Bob shoots an arrow straight up into the air at 78.5 m/s.
1)What is the maximum height of the arrows flight?
2)How long is it in the air?
1. hmax = V^2-Vo^2)/2g.
hmax = (0-6162.25)/19.6 = 314.4 m.
2. Tr = V-Vo)/g = (0-78.5)/-9.8 = 8 s. =
Rise time.
Tf = Tr = 8 s. = Fall time.
Tr + Tf = 8 + 8 = 16 s. = Time in air.
To find the answers to these questions, we need to use the equations of motion.
1) To find the maximum height of the arrow's flight, we can use the kinematic equation for vertical motion:
vf^2 = vi^2 + 2ad
where:
- vf is the final velocity (which is 0 m/s at the maximum height)

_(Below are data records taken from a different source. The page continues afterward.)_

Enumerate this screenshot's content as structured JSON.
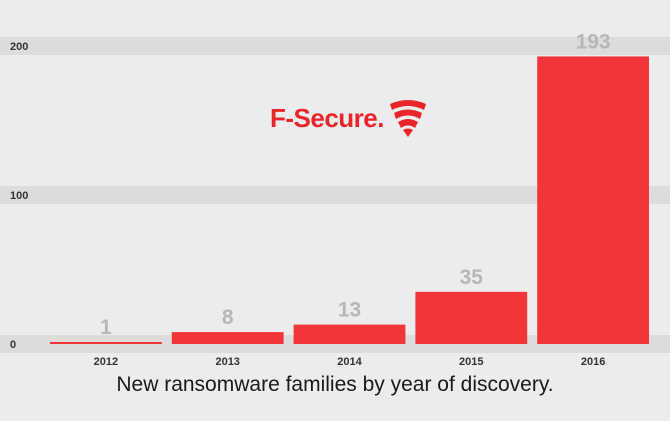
{
  "brand": {
    "name": "F-Secure.",
    "color": "#e8262a"
  },
  "caption": "New ransomware families by year of discovery.",
  "colors": {
    "bar": "#f23538",
    "data_label": "#b7b7b7",
    "band": "#dcdcdc",
    "background": "#ececec"
  },
  "chart_data": {
    "type": "bar",
    "title": "New ransomware families by year of discovery.",
    "categories": [
      "2012",
      "2013",
      "2014",
      "2015",
      "2016"
    ],
    "values": [
      1,
      8,
      13,
      35,
      193
    ],
    "data_labels": [
      "1",
      "8",
      "13",
      "35",
      "193"
    ],
    "y_ticks": [
      0,
      100,
      200
    ],
    "ylim": [
      0,
      200
    ],
    "xlabel": "",
    "ylabel": "",
    "grid": true,
    "legend": "none"
  }
}
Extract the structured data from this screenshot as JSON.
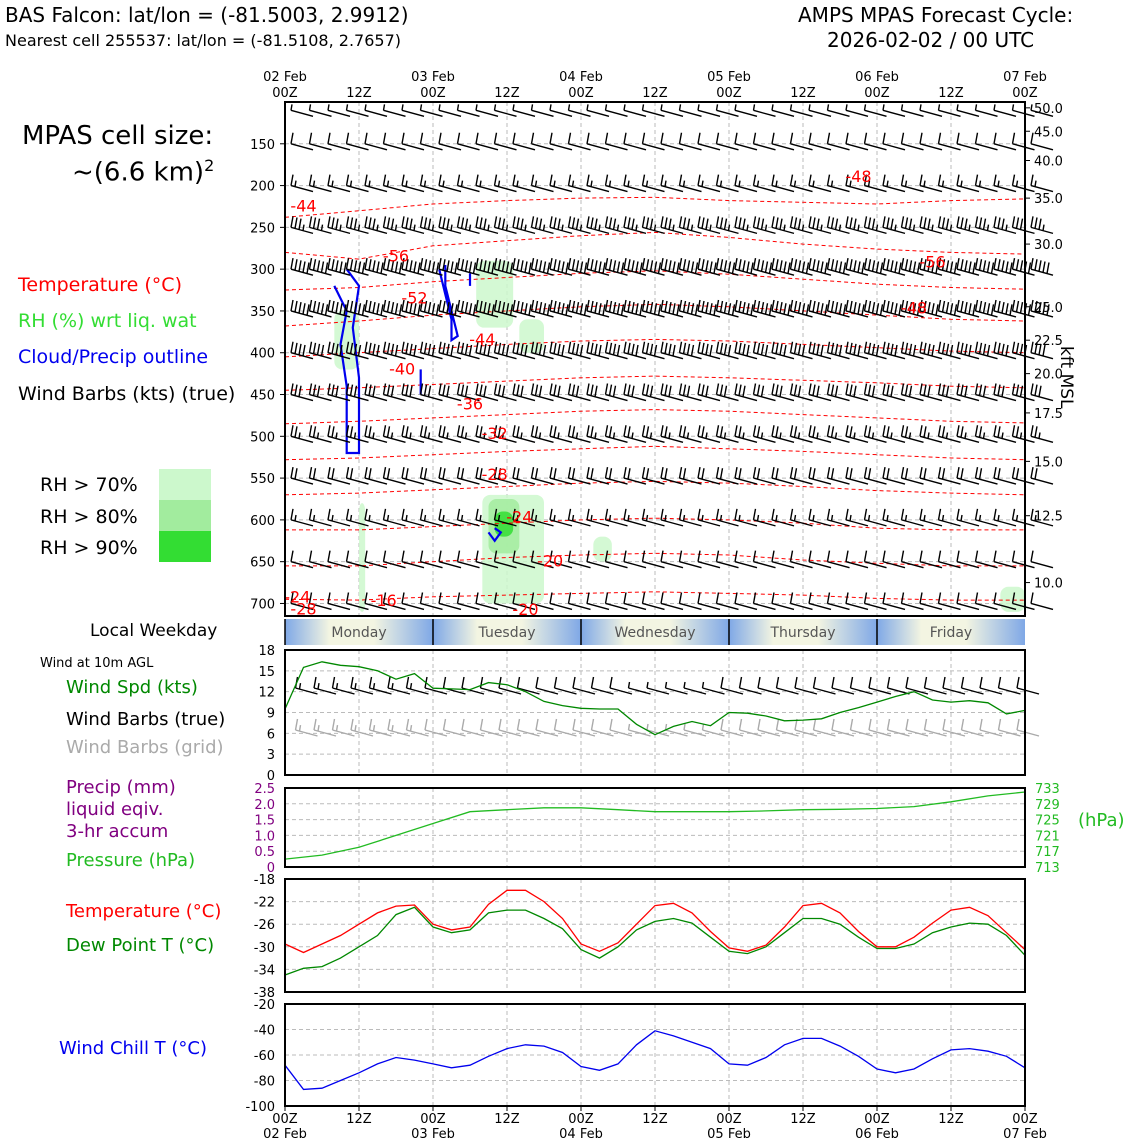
{
  "header": {
    "station_line": "BAS Falcon: lat/lon = (-81.5003, 2.9912)",
    "nearest_line": "Nearest cell 255537: lat/lon = (-81.5108, 2.7657)",
    "cycle_line1": "AMPS MPAS Forecast Cycle:",
    "cycle_line2": "2026-02-02 / 00 UTC"
  },
  "cell_size": {
    "line1": "MPAS cell size:",
    "line2": "~(6.6 km)",
    "sup": "2"
  },
  "legend": {
    "temperature": {
      "label": "Temperature (°C)",
      "color": "#ff0000"
    },
    "rh": {
      "label": "RH (%) wrt liq. wat",
      "color": "#33dd33"
    },
    "cloud": {
      "label": "Cloud/Precip outline",
      "color": "#0000ee"
    },
    "wind": {
      "label": "Wind Barbs (kts) (true)",
      "color": "#000000"
    },
    "rh70": {
      "label": "RH > 70%",
      "color": "#ccf8cc"
    },
    "rh80": {
      "label": "RH > 80%",
      "color": "#a2ec9e"
    },
    "rh90": {
      "label": "RH > 90%",
      "color": "#33dd33"
    }
  },
  "local_weekday_label": "Local Weekday",
  "days": [
    "Monday",
    "Tuesday",
    "Wednesday",
    "Thursday",
    "Friday"
  ],
  "wind10m": {
    "title": "Wind at 10m AGL",
    "spd_label": "Wind Spd (kts)",
    "barbs_true_label": "Wind Barbs (true)",
    "barbs_grid_label": "Wind Barbs (grid)"
  },
  "precip_panel": {
    "precip_label1": "Precip (mm)",
    "precip_label2": "liquid eqiv.",
    "precip_label3": "3-hr accum",
    "pressure_label": "Pressure (hPa)",
    "hpa_unit": "(hPa)"
  },
  "temp_panel": {
    "temp_label": "Temperature (°C)",
    "dew_label": "Dew Point T (°C)"
  },
  "chill_panel": {
    "label": "Wind Chill T (°C)"
  },
  "chart_data": [
    {
      "id": "cross_section",
      "type": "heatmap",
      "x_hours": [
        0,
        120
      ],
      "ylabel_right": "kft MSL",
      "pressure_ticks": [
        "150",
        "200",
        "250",
        "300",
        "350",
        "400",
        "450",
        "500",
        "550",
        "600",
        "650",
        "700"
      ],
      "pressure_levels": [
        150,
        200,
        250,
        300,
        350,
        400,
        450,
        500,
        550,
        600,
        650,
        700
      ],
      "kft_ticks": [
        "50.0",
        "45.0",
        "40.0",
        "35.0",
        "30.0",
        "25.0",
        "22.5",
        "20.0",
        "17.5",
        "15.0",
        "12.5",
        "10.0"
      ],
      "kft_pressure": [
        107,
        135,
        170,
        215,
        270,
        345,
        385,
        425,
        472,
        530,
        595,
        675
      ],
      "time_ticks_top_date": [
        "02 Feb",
        "",
        "03 Feb",
        "",
        "04 Feb",
        "",
        "05 Feb",
        "",
        "06 Feb",
        "",
        "07 Feb"
      ],
      "time_ticks_top_hour": [
        "00Z",
        "12Z",
        "00Z",
        "12Z",
        "00Z",
        "12Z",
        "00Z",
        "12Z",
        "00Z",
        "12Z",
        "00Z"
      ],
      "temperature_labels": [
        {
          "text": "-44",
          "t": 3,
          "p": 225
        },
        {
          "text": "-48",
          "t": 93,
          "p": 190
        },
        {
          "text": "-56",
          "t": 18,
          "p": 285
        },
        {
          "text": "-56",
          "t": 105,
          "p": 292
        },
        {
          "text": "-52",
          "t": 21,
          "p": 335
        },
        {
          "text": "-48",
          "t": 102,
          "p": 347
        },
        {
          "text": "-44",
          "t": 32,
          "p": 385
        },
        {
          "text": "-40",
          "t": 19,
          "p": 420
        },
        {
          "text": "-36",
          "t": 30,
          "p": 462
        },
        {
          "text": "-32",
          "t": 34,
          "p": 497
        },
        {
          "text": "-28",
          "t": 34,
          "p": 546
        },
        {
          "text": "-24",
          "t": 38,
          "p": 597
        },
        {
          "text": "-20",
          "t": 43,
          "p": 650
        },
        {
          "text": "-16",
          "t": 16,
          "p": 697
        },
        {
          "text": "-24",
          "t": 2,
          "p": 693
        },
        {
          "text": "-28",
          "t": 3,
          "p": 707
        },
        {
          "text": "-20",
          "t": 39,
          "p": 708
        }
      ],
      "temperature_contours_p_at_t": {
        "t": [
          0,
          12,
          24,
          36,
          48,
          60,
          72,
          84,
          96,
          108,
          120
        ],
        "lines": [
          [
            238,
            230,
            222,
            218,
            215,
            214,
            218,
            220,
            222,
            218,
            216
          ],
          [
            280,
            288,
            272,
            266,
            260,
            256,
            262,
            270,
            276,
            280,
            282
          ],
          [
            325,
            322,
            315,
            310,
            305,
            302,
            306,
            312,
            318,
            322,
            324
          ],
          [
            368,
            362,
            355,
            350,
            345,
            342,
            345,
            350,
            355,
            360,
            362
          ],
          [
            405,
            400,
            395,
            390,
            386,
            384,
            386,
            390,
            394,
            398,
            400
          ],
          [
            445,
            442,
            438,
            434,
            430,
            428,
            430,
            433,
            436,
            440,
            442
          ],
          [
            485,
            482,
            478,
            474,
            470,
            468,
            470,
            474,
            478,
            482,
            484
          ],
          [
            528,
            526,
            522,
            518,
            515,
            512,
            515,
            518,
            522,
            526,
            528
          ],
          [
            570,
            568,
            564,
            560,
            556,
            554,
            556,
            560,
            565,
            568,
            570
          ],
          [
            612,
            612,
            608,
            604,
            600,
            598,
            600,
            604,
            610,
            612,
            612
          ],
          [
            655,
            655,
            650,
            645,
            642,
            640,
            642,
            648,
            652,
            655,
            655
          ],
          [
            695,
            696,
            692,
            690,
            688,
            686,
            688,
            690,
            694,
            696,
            696
          ]
        ]
      },
      "rh_patches": [
        {
          "level": 70,
          "t0": 31,
          "t1": 37,
          "p0": 290,
          "p1": 370
        },
        {
          "level": 70,
          "t0": 38,
          "t1": 42,
          "p0": 360,
          "p1": 400
        },
        {
          "level": 70,
          "t0": 12,
          "t1": 13,
          "p0": 580,
          "p1": 710
        },
        {
          "level": 70,
          "t0": 8,
          "t1": 12,
          "p0": 350,
          "p1": 420
        },
        {
          "level": 70,
          "t0": 32,
          "t1": 42,
          "p0": 570,
          "p1": 700
        },
        {
          "level": 80,
          "t0": 33,
          "t1": 38,
          "p0": 575,
          "p1": 640
        },
        {
          "level": 90,
          "t0": 34,
          "t1": 37,
          "p0": 590,
          "p1": 620
        },
        {
          "level": 70,
          "t0": 50,
          "t1": 53,
          "p0": 620,
          "p1": 650
        },
        {
          "level": 70,
          "t0": 116,
          "t1": 120,
          "p0": 680,
          "p1": 710
        }
      ],
      "cloud_outlines": [
        {
          "points": [
            [
              8,
              320
            ],
            [
              10,
              350
            ],
            [
              9,
              390
            ],
            [
              10,
              440
            ],
            [
              10,
              520
            ],
            [
              12,
              520
            ],
            [
              12,
              430
            ],
            [
              11,
              370
            ],
            [
              12,
              320
            ],
            [
              10,
              300
            ]
          ]
        },
        {
          "points": [
            [
              25,
              300
            ],
            [
              26,
              330
            ],
            [
              27,
              360
            ],
            [
              27,
              385
            ],
            [
              28,
              380
            ],
            [
              27,
              350
            ],
            [
              26,
              320
            ],
            [
              26,
              295
            ]
          ]
        },
        {
          "points": [
            [
              34,
              610
            ],
            [
              35,
              615
            ],
            [
              34,
              625
            ],
            [
              33,
              615
            ]
          ]
        },
        {
          "points": [
            [
              22,
              420
            ],
            [
              22,
              450
            ]
          ]
        },
        {
          "points": [
            [
              30,
              305
            ],
            [
              30,
              320
            ]
          ]
        }
      ],
      "barb_levels": [
        110,
        150,
        200,
        250,
        300,
        350,
        400,
        450,
        500,
        550,
        600,
        650,
        700
      ],
      "barb_speed_by_level": [
        5,
        10,
        15,
        35,
        55,
        50,
        40,
        30,
        25,
        20,
        15,
        10,
        10
      ],
      "barb_dir_by_level": [
        280,
        285,
        280,
        270,
        265,
        265,
        265,
        265,
        270,
        270,
        275,
        280,
        300
      ]
    },
    {
      "id": "wind10m",
      "type": "line",
      "ylim": [
        0,
        18
      ],
      "yticks": [
        "0",
        "3",
        "6",
        "9",
        "12",
        "15",
        "18"
      ],
      "x_hours": [
        0,
        3,
        6,
        9,
        12,
        15,
        18,
        21,
        24,
        27,
        30,
        33,
        36,
        39,
        42,
        45,
        48,
        51,
        54,
        57,
        60,
        63,
        66,
        69,
        72,
        75,
        78,
        81,
        84,
        87,
        90,
        93,
        96,
        99,
        102,
        105,
        108,
        111,
        114,
        117,
        120
      ],
      "series": [
        {
          "name": "Wind Spd (kts)",
          "color": "#008800",
          "values": [
            9.5,
            15.5,
            16.3,
            15.8,
            15.6,
            15.0,
            13.8,
            14.6,
            12.5,
            12.4,
            12.3,
            13.3,
            13.0,
            12.0,
            10.6,
            10.0,
            9.6,
            9.5,
            9.5,
            7.3,
            5.8,
            7.0,
            7.7,
            7.1,
            9.0,
            8.9,
            8.5,
            7.8,
            7.9,
            8.1,
            9.0,
            9.7,
            10.5,
            11.3,
            12.0,
            10.8,
            10.5,
            10.7,
            10.4,
            8.8,
            9.3
          ]
        }
      ],
      "barb_speed_true": [
        10,
        15,
        15,
        15,
        15,
        15,
        15,
        15,
        10,
        10,
        10,
        10,
        10,
        10,
        10,
        10,
        10,
        10,
        10,
        5,
        5,
        5,
        5,
        5,
        10,
        10,
        10,
        10,
        10,
        10,
        10,
        10,
        10,
        10,
        10,
        10,
        10,
        10,
        10,
        10,
        10
      ],
      "barb_speed_grid": [
        10,
        15,
        15,
        15,
        15,
        15,
        15,
        15,
        10,
        10,
        10,
        10,
        10,
        10,
        10,
        10,
        10,
        10,
        10,
        5,
        5,
        5,
        5,
        5,
        10,
        10,
        10,
        10,
        10,
        10,
        10,
        10,
        10,
        10,
        10,
        10,
        10,
        10,
        10,
        10,
        10
      ]
    },
    {
      "id": "precip_pressure",
      "type": "line",
      "ylim_left": [
        0,
        2.5
      ],
      "yticks_left": [
        "0",
        "0.5",
        "1.0",
        "1.5",
        "2.0",
        "2.5"
      ],
      "ylim_right": [
        713,
        733
      ],
      "yticks_right": [
        "713",
        "717",
        "721",
        "725",
        "729",
        "733"
      ],
      "x_hours": [
        0,
        6,
        12,
        18,
        24,
        30,
        36,
        42,
        48,
        54,
        60,
        66,
        72,
        78,
        84,
        90,
        96,
        102,
        108,
        114,
        120
      ],
      "series": [
        {
          "name": "Pressure (hPa)",
          "color": "#22bb22",
          "values": [
            715,
            716,
            718,
            721,
            724,
            727,
            727.5,
            728,
            728,
            727.5,
            727,
            727,
            727,
            727.2,
            727.5,
            727.6,
            727.8,
            728.3,
            729.5,
            731,
            732
          ]
        }
      ]
    },
    {
      "id": "temperature",
      "type": "line",
      "ylim": [
        -38,
        -18
      ],
      "yticks": [
        "-18",
        "-22",
        "-26",
        "-30",
        "-34",
        "-38"
      ],
      "x_hours": [
        0,
        3,
        6,
        9,
        12,
        15,
        18,
        21,
        24,
        27,
        30,
        33,
        36,
        39,
        42,
        45,
        48,
        51,
        54,
        57,
        60,
        63,
        66,
        69,
        72,
        75,
        78,
        81,
        84,
        87,
        90,
        93,
        96,
        99,
        102,
        105,
        108,
        111,
        114,
        117,
        120
      ],
      "series": [
        {
          "name": "Temperature (°C)",
          "color": "#ff0000",
          "values": [
            -29.5,
            -31.0,
            -29.5,
            -28.0,
            -26.0,
            -24.0,
            -22.8,
            -22.6,
            -26.0,
            -27.0,
            -26.5,
            -22.5,
            -20.0,
            -20.0,
            -22.0,
            -25.0,
            -29.5,
            -30.8,
            -29.3,
            -26.0,
            -22.7,
            -22.3,
            -24.0,
            -27.3,
            -30.2,
            -30.8,
            -29.7,
            -26.5,
            -22.7,
            -22.3,
            -24.0,
            -27.3,
            -30.0,
            -30.0,
            -28.3,
            -25.8,
            -23.5,
            -23.0,
            -24.5,
            -27.5,
            -30.5
          ]
        },
        {
          "name": "Dew Point T (°C)",
          "color": "#008800",
          "values": [
            -35.0,
            -33.8,
            -33.5,
            -32.0,
            -30.0,
            -28.0,
            -24.3,
            -23.0,
            -26.5,
            -27.5,
            -27.0,
            -24.0,
            -23.5,
            -23.5,
            -25.0,
            -26.8,
            -30.5,
            -32.0,
            -30.0,
            -27.0,
            -25.5,
            -25.0,
            -25.8,
            -28.3,
            -30.8,
            -31.2,
            -30.0,
            -27.5,
            -25.0,
            -25.0,
            -26.0,
            -28.3,
            -30.3,
            -30.3,
            -29.5,
            -27.5,
            -26.5,
            -25.8,
            -26.0,
            -28.0,
            -31.5
          ]
        }
      ]
    },
    {
      "id": "wind_chill",
      "type": "line",
      "ylim": [
        -100,
        -20
      ],
      "yticks": [
        "-20",
        "-40",
        "-60",
        "-80",
        "-100"
      ],
      "xticks_hour": [
        "00Z",
        "12Z",
        "00Z",
        "12Z",
        "00Z",
        "12Z",
        "00Z",
        "12Z",
        "00Z",
        "12Z",
        "00Z"
      ],
      "xticks_date": [
        "02 Feb",
        "",
        "03 Feb",
        "",
        "04 Feb",
        "",
        "05 Feb",
        "",
        "06 Feb",
        "",
        "07 Feb"
      ],
      "x_hours": [
        0,
        3,
        6,
        9,
        12,
        15,
        18,
        21,
        24,
        27,
        30,
        33,
        36,
        39,
        42,
        45,
        48,
        51,
        54,
        57,
        60,
        63,
        66,
        69,
        72,
        75,
        78,
        81,
        84,
        87,
        90,
        93,
        96,
        99,
        102,
        105,
        108,
        111,
        114,
        117,
        120
      ],
      "series": [
        {
          "name": "Wind Chill T (°C)",
          "color": "#0000ee",
          "values": [
            -68,
            -87,
            -86,
            -80,
            -74,
            -67,
            -62,
            -64,
            -67,
            -70,
            -68,
            -61,
            -55,
            -52,
            -53,
            -58,
            -69,
            -72,
            -67,
            -52,
            -41,
            -45,
            -50,
            -55,
            -67,
            -68,
            -62,
            -52,
            -47,
            -47,
            -53,
            -61,
            -71,
            -74,
            -71,
            -63,
            -56,
            -55,
            -57,
            -61,
            -70
          ]
        }
      ]
    }
  ]
}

- vi is the initial velocity (in this case, upward, so it's +78.5 m/s)
- a is the acceleration due to gravity (-9.8 m/s^2)
- d is the displacement or the maximum height we want to find.
Plugging in the values:
0 = (78.5)^2 + 2(-9.8)d
Simplifying the equation:
0 = 6162.25 - 19.6d
Solving for d:
19.6d = 6162.25
d = 6162.25 / 19.6
d ≈ 314.7 m
Therefore, the maximum height of the arrow's flight is approximately 314.7 meters.
2) To find how long the arrow is in the air, we can use the kinematic equation:
vf = vi + at
where:
- vf is the final velocity (which is 0 m/s when the arrow reaches its maximum height)
- vi is the initial velocity (in this case, upward, so it's +78.5 m/s)
- a is the acceleration due to gravity (-9.8 m/s^2)
- t is the time we want to find.
Plugging in the values:
0 = 78.5 - 9.8t
Solving for t:
9.8t = 78.5
t = 78.5 / 9.8
t ≈ 8.02 seconds
Therefore, the arrow is in the air for approximately 8.02 seconds.